During this week’s meeting of the council of European finance ministers, the European Commission proposed revamping the 2003 EU Savings Directive and separate agreements with five non-EU countries.
Under the Savings Directive, 25 out of 27 EU countries automatically exchange information about investment income with each other; Luxembourg and Austria apply a withholding tax at the source that is then paid directly, but anonymously, to other member states on behalf of taxpayers.
Under the separate agreements, authorities in Switzerland, Andorra, San Marino, Monaco and Lichtenstein apply a withholding tax in a similar fashion as Luxembourg and Austria.
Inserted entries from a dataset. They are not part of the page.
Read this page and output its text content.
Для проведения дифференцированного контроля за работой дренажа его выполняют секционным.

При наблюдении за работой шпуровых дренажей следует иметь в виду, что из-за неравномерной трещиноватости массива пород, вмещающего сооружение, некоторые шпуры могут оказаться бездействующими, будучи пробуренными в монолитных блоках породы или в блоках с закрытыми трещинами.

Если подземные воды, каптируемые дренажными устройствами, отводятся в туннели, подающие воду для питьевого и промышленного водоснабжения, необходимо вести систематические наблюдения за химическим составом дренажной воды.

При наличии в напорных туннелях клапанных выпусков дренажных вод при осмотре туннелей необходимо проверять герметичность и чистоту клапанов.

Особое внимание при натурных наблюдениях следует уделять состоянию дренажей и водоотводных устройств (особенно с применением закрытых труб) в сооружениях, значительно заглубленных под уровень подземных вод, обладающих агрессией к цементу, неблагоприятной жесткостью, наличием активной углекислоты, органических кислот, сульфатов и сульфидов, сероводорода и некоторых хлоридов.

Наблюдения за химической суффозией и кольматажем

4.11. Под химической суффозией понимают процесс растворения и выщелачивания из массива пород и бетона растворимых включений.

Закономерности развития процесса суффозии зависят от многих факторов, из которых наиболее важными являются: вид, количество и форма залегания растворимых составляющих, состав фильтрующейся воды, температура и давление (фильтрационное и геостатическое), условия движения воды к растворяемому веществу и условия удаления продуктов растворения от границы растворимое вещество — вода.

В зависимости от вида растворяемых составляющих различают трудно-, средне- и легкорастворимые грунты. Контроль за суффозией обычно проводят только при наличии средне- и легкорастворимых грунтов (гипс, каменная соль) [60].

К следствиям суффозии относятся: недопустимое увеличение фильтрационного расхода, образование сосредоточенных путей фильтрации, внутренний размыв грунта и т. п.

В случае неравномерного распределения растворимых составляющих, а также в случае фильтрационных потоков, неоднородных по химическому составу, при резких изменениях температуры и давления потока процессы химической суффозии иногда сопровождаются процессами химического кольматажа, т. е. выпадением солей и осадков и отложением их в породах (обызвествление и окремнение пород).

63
According to European Commission figures, Switzerland forwarded €330,136,640 to EU countries in 2010, for example.
Brussels had wanted to renegotiate both sets of deals in light of the bilateral tax information sharing deals that have been signed in recent years, such as those between Switzerland and Germany and between Luxembourg and Germany.
However, finance ministers from Luxembourg and Austria blocked the opening of negotiations, which requires unanimous approval from all EU nations. That earned sharp words from the man who was pushing for the changes.
“I am extremely frustrated that we could not reach agreement today,” Algirdas Šemeta, the European Commissioner for taxation, told a press conference in Brussels on Tuesday. “I will be blunt. The position that Austria and Luxembourg have taken on this issue is grossly unfair. They are hindering 25 willing member states from improving tax compliance and finding additional sources of income. They claim that they are protecting their own national interests. This excuse does not stand up.”
Yet, the commission’s plan was not “precise,” Bloomberg News quoted Luxembourg’s finance minister Luc Frieden (photo, left) as saying after the meeting. He said “no one could tell us” what events were driving the proposed changes and how exactly they would be implemented. “And secondly there was no real debate,” among European finance ministers.
“I’m besieged from all sides and you know me: I will stand my ground,” Austria’s finance minister Maria Fekter (photo, right) was quoted by the news agency as saying.
However, during the same meeting EU ministers did agree to the Šemeta’s plan to study harmonising VAT rules across member states.